Oral cancer is the sixth most common cancer and is responsible for around 4,000 deaths in the UK annually.[i]Risk factors for oral cancer include: alcohol, tobacco, the human papillomavirus (HPV), areca nut chewing (aka paan), drinking Maté (a drink made from yerba mate), radiation and genetic factors.[ii],[iii]Chronic trauma in the oral cavity may amplify the risk posed by the aforementioned, but is not thought to be an independent cause.[iv]Drinking Maté, chewing tobacco or the areca nut are rare habits in the UK, and may be a factor in the relatively low prevalence of the disease here. However, while historically not as common as in other regions, the incidence rate of oral cancer rose more than 30% between 1990 and 2006, reaching 13 cases per 100,000 by 2014.[v],[vi]Men are at moderately greater risk than women of developing oral cancer, accounting for 60% of cases.[vii]More recently, research has found a greater risk of oral cancer among those with diabetes.[viii]
With smoking rates steadily declining, the rise in younger men developing oral cancers is increasingly believed to be due to HPV infections. HPV is transmitted sexually and the infection generally stays localised, so the primary vector for this is oral sex. There are more than 150 strains of HPV and infection is very common. In most cases the infection is innocuous, often not resulting in any symptoms whatsoever, or relatively trivial symptoms like genital warts. However, 15 different HPV strains have been identified that increase the risk of developing oral cancer.
One bit of good news is that the survival rate for oral cancers caused by HPV is significantly higher than those with other causes.[ix]This is due to HPV-positive oral cancers responding more favourably to existing treatments than HPV-negative ones.[x]Overall, HPV-positive patients are 7% more likely to survive the first year, and 33% more likely to survive two years. Furthermore, in HPV-positive cases, the disease is significantly less likely to progress once treatment has begun compared to –negative (a difference of 22% in the first year).[xi]Unfortunately this is somewhat offset by the fact that these are often more difficult to detect in the early stages, particularly if originating in the deeper recesses of the mouth (such as at the base of the tongue), which are less visible and will not necessarily manifest the classic hallmarks of lesions and discolouration.
The UK introduced an immunisation programme for girls aged 12-18 in September 2008, which protects against HPV types 16 and 18 (later recipients received protection against types 6 and 11 as well). This was brought in to combat cervical cancer, as these two strains have proven to be responsible for more than 70% of cases.[xii]HPV 16 is regarded as by far the most high-risk strain and is thought to be the main driver of HPV related oral cancers.[xiii]This would suggest that the vaccination programme will have the added benefit of protecting against oral cancer, though the efficacy of this is not yet fully conclusive.[xiv]While immunising females offers some cross-protection to males, it was eventually recognised that this did not extend to men who have sex with men or some transgender people. As a result, from April 2018, HPV vaccines were available to people in these demographics on the NHS up to the age of 45 via GUM (genitourinary medicine) clinics and HIV clinics in England.
Since the UK’s original programme was introduced ten years ago, the evidence of links between HPV and non-cervical cancers has increased substantially. This in conjunction with the prospect of more effective herd immunity and a more favourable cost-benefit analysis has prompted a change in policy and the Department of Health and Social Care has announced that males aged 12-13 will now also receive a vaccination against HPV in the near future.[xv],[xvi]
As with any cancer, early detection is crucial for improving survivability. If caught near the outset, mouth cancer can be treated with surgery alone in nine out of ten cases within the NHS.[xvii]Catching the disease before it metastasises makes treatment simpler and greatly increases the odds of survival. Four out of five patients survive stage 1 and 2 oral cancer for at least 3 years. This drops to just one in two when the disease reaches stage 3 or 4.[xviii]

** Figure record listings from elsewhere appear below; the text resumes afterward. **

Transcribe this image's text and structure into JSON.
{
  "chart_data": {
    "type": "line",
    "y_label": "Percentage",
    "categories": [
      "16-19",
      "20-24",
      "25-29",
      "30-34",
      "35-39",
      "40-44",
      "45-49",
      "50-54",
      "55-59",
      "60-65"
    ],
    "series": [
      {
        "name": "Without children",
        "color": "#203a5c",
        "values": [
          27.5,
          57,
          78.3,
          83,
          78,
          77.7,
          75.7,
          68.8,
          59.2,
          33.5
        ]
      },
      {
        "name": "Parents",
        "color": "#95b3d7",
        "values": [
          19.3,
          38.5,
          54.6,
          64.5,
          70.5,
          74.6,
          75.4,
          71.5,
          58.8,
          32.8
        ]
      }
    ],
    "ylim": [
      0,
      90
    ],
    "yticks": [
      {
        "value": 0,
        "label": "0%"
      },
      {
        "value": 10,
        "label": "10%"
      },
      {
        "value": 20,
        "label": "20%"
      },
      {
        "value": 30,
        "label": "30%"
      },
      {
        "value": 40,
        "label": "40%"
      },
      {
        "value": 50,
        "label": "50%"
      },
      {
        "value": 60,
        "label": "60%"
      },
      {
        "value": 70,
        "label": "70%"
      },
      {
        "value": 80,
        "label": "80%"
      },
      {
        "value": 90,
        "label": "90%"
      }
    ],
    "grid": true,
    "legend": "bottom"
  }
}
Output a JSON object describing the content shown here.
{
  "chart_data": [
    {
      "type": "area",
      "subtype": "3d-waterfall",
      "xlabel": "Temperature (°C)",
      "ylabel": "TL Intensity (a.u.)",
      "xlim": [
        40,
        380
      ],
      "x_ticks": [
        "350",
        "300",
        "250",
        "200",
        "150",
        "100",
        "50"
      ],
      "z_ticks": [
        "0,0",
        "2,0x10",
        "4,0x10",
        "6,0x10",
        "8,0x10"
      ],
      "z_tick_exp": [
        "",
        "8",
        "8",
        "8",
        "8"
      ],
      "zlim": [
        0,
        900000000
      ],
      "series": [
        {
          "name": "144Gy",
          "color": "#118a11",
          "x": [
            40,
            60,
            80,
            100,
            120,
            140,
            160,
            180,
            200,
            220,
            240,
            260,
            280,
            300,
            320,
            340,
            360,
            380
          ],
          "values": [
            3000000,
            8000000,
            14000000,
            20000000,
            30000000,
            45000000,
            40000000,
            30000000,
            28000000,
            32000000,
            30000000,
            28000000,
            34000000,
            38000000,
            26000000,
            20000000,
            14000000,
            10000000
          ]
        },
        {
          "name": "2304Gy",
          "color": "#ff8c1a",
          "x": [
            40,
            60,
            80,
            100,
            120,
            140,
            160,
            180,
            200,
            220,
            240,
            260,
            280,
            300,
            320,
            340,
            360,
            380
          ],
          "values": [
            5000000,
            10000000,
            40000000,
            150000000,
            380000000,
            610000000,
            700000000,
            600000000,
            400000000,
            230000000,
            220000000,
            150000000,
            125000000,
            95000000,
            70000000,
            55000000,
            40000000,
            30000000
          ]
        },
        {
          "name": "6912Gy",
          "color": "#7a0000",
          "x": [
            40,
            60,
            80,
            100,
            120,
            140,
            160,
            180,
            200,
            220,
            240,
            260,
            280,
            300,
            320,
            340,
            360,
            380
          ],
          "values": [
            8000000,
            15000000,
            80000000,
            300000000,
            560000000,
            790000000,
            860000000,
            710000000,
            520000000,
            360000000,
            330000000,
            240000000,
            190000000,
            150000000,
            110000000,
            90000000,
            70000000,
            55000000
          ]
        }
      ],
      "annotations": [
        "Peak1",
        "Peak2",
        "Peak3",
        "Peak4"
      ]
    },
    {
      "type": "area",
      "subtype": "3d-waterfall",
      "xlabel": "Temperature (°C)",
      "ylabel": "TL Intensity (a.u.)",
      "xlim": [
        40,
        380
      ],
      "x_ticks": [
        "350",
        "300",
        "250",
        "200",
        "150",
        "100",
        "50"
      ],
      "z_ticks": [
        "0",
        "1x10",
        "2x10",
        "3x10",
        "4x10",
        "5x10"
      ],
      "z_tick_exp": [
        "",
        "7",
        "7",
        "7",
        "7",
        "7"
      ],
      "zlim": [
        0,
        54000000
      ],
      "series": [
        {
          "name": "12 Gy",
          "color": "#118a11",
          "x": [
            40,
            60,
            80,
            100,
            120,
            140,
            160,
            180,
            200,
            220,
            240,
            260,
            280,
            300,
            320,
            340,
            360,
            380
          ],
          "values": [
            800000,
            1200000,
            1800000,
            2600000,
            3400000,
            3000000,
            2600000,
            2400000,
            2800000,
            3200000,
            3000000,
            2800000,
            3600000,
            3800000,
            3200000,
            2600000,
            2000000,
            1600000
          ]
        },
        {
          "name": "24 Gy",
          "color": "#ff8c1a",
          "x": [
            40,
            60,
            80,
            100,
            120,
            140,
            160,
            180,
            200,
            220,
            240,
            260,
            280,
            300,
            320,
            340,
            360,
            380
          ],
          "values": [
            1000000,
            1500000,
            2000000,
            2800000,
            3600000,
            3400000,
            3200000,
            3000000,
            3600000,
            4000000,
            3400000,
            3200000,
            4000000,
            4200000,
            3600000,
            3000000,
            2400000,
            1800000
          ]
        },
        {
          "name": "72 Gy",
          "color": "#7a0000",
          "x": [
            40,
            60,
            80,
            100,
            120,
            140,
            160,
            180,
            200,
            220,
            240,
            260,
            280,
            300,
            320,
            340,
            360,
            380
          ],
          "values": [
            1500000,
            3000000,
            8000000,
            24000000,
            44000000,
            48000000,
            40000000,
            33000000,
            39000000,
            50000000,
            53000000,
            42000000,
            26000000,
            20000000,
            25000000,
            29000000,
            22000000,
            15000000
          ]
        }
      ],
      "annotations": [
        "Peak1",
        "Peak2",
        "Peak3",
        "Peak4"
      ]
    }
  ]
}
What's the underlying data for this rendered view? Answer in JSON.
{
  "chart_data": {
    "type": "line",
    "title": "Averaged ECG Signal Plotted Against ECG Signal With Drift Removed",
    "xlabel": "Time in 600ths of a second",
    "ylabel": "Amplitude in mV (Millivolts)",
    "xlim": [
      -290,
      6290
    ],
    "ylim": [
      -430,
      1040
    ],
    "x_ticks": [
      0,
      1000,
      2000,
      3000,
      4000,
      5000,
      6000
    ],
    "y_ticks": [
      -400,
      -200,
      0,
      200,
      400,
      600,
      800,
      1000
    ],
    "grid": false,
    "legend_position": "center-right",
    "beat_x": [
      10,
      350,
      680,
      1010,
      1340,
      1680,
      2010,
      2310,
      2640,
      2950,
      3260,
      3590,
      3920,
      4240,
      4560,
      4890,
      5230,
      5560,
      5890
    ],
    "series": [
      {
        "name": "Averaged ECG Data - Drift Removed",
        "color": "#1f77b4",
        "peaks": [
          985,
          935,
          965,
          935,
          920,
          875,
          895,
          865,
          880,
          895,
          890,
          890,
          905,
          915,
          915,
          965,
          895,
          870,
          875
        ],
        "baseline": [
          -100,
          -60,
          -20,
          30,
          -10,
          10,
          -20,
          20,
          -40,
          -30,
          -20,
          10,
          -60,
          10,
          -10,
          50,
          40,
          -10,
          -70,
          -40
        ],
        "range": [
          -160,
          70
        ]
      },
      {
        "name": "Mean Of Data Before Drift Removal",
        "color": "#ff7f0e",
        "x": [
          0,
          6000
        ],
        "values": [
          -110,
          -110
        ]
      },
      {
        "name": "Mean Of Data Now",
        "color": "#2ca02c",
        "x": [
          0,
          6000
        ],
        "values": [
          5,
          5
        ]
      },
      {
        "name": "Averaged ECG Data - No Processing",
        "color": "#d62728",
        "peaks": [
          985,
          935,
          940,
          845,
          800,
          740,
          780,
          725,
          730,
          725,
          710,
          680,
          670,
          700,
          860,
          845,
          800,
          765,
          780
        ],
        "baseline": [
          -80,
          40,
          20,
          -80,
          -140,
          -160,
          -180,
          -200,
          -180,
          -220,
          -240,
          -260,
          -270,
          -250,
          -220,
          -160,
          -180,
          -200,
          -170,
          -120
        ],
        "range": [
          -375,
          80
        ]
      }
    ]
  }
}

Oral side effects are common in patients undergoing treatment for cancer, oral and otherwise. These include mouth infections, dry mouth, bleeding, increased susceptibility to infection, mucositis and many other ailments. Adequately cleaning the mouth while under the effects of chemotherapy or radiotherapy is important, but can unfortunately prove painful.[xix]
For patients in these circumstances and others, the Waterpik®Ultra Professional Water Flosser could prove invaluable. Offering a floss mode that is more effective than traditional dental floss or interdental brushes, yet comfortable and easy to use.[xx],[xxi]
Regular dental check ups are a key battleground in the fight against oral cancer. Many patients are unlikely to notice early warning signs themselves, making the professional eye an indispensible asset on the frontline. Alarmingly, in a survey of British GPs 97% claimed they received no training for oral cancer, with few conducting screening as a result.[xxii]It falls to dental professionals to offer this potentially life saving service. Why not use this year’s Mouth Cancer Action Month to spread the word?